The orange type (carrot type) of sweet potato seen in supermarkets comes from Israel.

Supermarkets have them also from other countries. 

The reason is that the algarvian type is seasonal (from august to november, if I am correct). Besides being seasonal has a shelf life somewhat lower than the imported types.

For my taste, comparing the algarvian sweet potatoes with the imported ones is the same as comparing french champain with bubble water, algarvian are better hands down, by the way the sweet potato festival is approaching.


----------



## Sharoncf (Aug 20, 2012)

paramonte said:


> The orange type (carrot type) of sweet potato seen in supermarkets comes from Israel. Supermarkets have them also from other countries. The reason is that the algarvian type is seasonal (from august to november, if I am correct). Besides being seasonal has a shelf life somewhat lower than the imported types. For my taste, comparing the algarvian sweet potatoes with the imported ones is the same as comparing french champain with bubble water, algarvian are better hands down, by the way the sweet potato festival is approaching.[/QUOTE
> 
> 
> Thanks I did not realise that. We are going to Algarve on the weekend, (we live in Viseu) anywhere anyone suggests?


----------



## paramonte (Sep 9, 2007)

I dont think you can grow aljezur sweet potatos in Viseu, but you can try if you have a sandy sunny patch, protected from the cold.

However you can taste them in the Algarve, a bit off-season now, but some places sell them now (they keep them in the cold). Be aware to make sure they are algarvians.

Restaurants generally ignore this delicassy, even in the algarve, and just a few, like the Sweet Potato Museum (Museu da Batata Doce) in Rogil liberally uses it in the dishes. In the Aljezur area is used as a desert in some restaurants.

I personally think the Portuguese mainly overlook this delicassy, as it competes directly with the vast amount of very good conventual bakery and cakes which are more sweet and substantial for their taste.

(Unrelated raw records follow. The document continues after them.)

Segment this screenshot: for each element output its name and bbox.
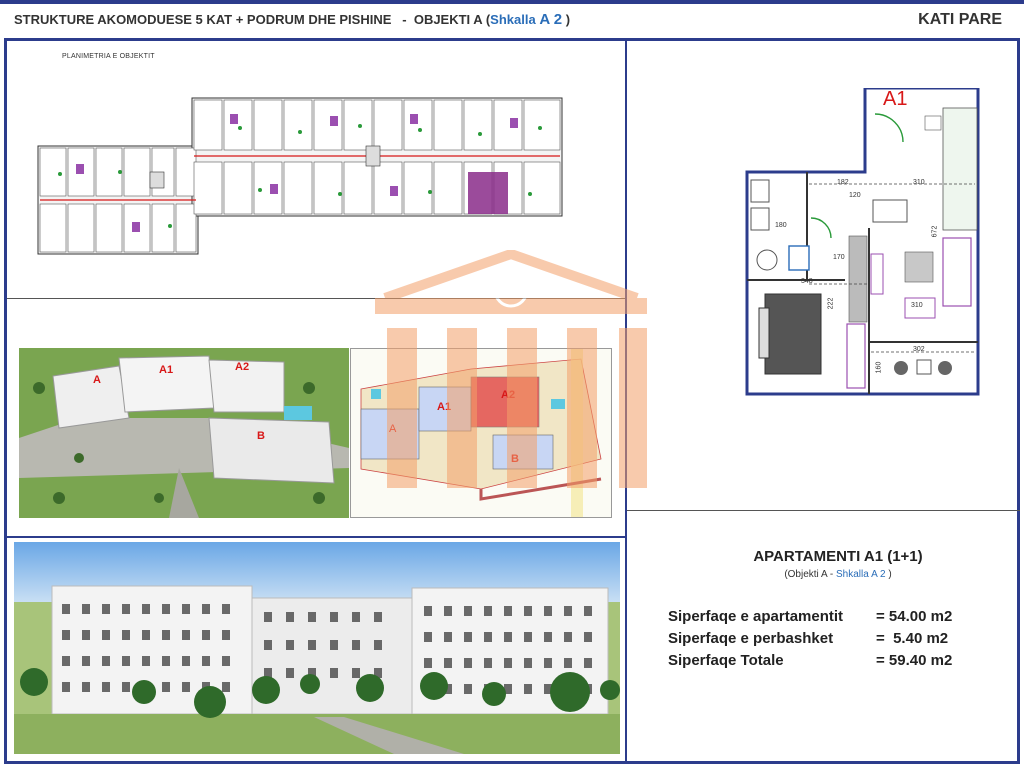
horizontal-divider-right [627,510,1020,511]
apartment-sub-close: ) [888,569,892,580]
dim-302: 302 [913,346,925,353]
dim-310: 310 [913,179,925,186]
dim-222: 222 [827,297,835,310]
title-stair-number: A 2 [539,11,563,28]
diagram-label-a: A [389,423,397,435]
area-label-apartment: Siperfaqe e apartamentit [668,608,844,625]
site-plan-drawing [37,97,563,255]
area-row-total: Siperfaqe Totale = 59.40 m2 [668,652,952,669]
site-plan-panel: PLANIMETRIA E OBJEKTIT [10,44,622,296]
apartment-info: APARTAMENTI A1 (1+1) (Objekti A - Shkall… [628,512,1020,764]
aerial-label-a1: A1 [159,364,174,376]
apartment-floor-plan: A1 182 310 120 672 170 348 310 302 222 1… [745,88,981,398]
aerial-label-a: A [93,374,101,386]
apartment-sub-stair-word: Shkalla [836,569,869,580]
apartment-floor-plan-drawing [745,88,980,396]
area-label-common: Siperfaqe e perbashket [668,630,834,647]
title-object: OBJEKTI A ( [413,12,491,27]
unit-label: A1 [883,88,908,110]
area-row-common: Siperfaqe e perbashket = 5.40 m2 [668,630,948,647]
area-label-total: Siperfaqe Totale [668,652,784,669]
dim-182: 182 [837,179,849,186]
dim-348: 348 [801,278,813,285]
aerial-label-a2: A2 [235,361,250,373]
aerial-render: A A1 A2 B [19,348,349,518]
title-stair-word: Shkalla [490,12,536,27]
diagram-label-b: B [511,453,519,465]
dim-310-bottom: 310 [911,302,923,309]
page-title: STRUKTURE AKOMODUESE 5 KAT + PODRUM DHE … [14,11,570,28]
dim-120: 120 [849,192,861,199]
dim-180: 180 [775,222,787,229]
aerial-render-image [19,348,349,518]
site-diagram: A A1 A2 B [350,348,612,518]
diagram-label-a2: A2 [501,389,516,401]
dim-672: 672 [931,225,939,238]
floor-label: KATI PARE [918,11,1002,28]
area-row-apartment: Siperfaqe e apartamentit = 54.00 m2 [668,608,952,625]
apartment-sub-stair-number: A 2 [871,569,886,580]
horizontal-divider-plan [7,298,625,299]
area-value-apartment: = 54.00 m2 [876,608,953,625]
area-value-common: = 5.40 m2 [876,630,949,647]
horizontal-divider-left [7,536,625,538]
title-separator: - [402,12,407,27]
aerial-label-b: B [257,430,265,442]
page-header: STRUKTURE AKOMODUESE 5 KAT + PODRUM DHE … [0,4,1024,38]
dim-170: 170 [833,254,845,261]
apartment-sub-object: (Objekti A - [784,569,834,580]
title-close: ) [565,12,571,27]
dim-160: 160 [875,361,883,374]
apartment-title: APARTAMENTI A1 (1+1) [753,548,923,565]
diagram-label-a1: A1 [437,401,452,413]
title-main: STRUKTURE AKOMODUESE 5 KAT + PODRUM DHE … [14,12,392,27]
street-render-image [14,542,620,754]
apartment-subtitle: (Objekti A - Shkalla A 2 ) [628,569,1024,580]
vertical-divider [625,41,627,761]
area-value-total: = 59.40 m2 [876,652,953,669]
street-render [14,542,620,754]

But you can buy yourself in the algarve . My favorite is to roast them in the oven (tradicional way) or boil them in steam. Also sliced and deep fried is a something even kids tend to love.


----------



## Sharoncf (Aug 20, 2012)

paramonte said:


> I dont think you can grow aljezur sweet potatos in Viseu, but you can try if you have a sandy sunny patch, protected from the cold. However you can taste them in the Algarve, a bit off-season now, but some places sell them now (they keep them in the cold). Be aware to make sure they are algarvians. Restaurants generally ignore this delicassy, even in the algarve, and just a few, like the Sweet Potato Museum (Museu da Batata Doce) in Rogil liberally uses it in the dishes. In the Aljezur area is used as a desert in some restaurants. I personally think the Portuguese mainly overlook this delicassy, as it competes directly with the vast amount of very good conventual bakery and cakes which are more sweet and substantial for their taste. But you can buy yourself in the algarve . My favorite is to roast them in the oven (tradicional way) or boil them in steam. Also sliced and deep fried is a something even kids tend to love.


Thanks. I like the taste and they are also good for cholestoral instead of normal potato. We ate them all the time in Australia, hopefully we will find some in the Algarve. We have a sunny patch out of the cold.


----------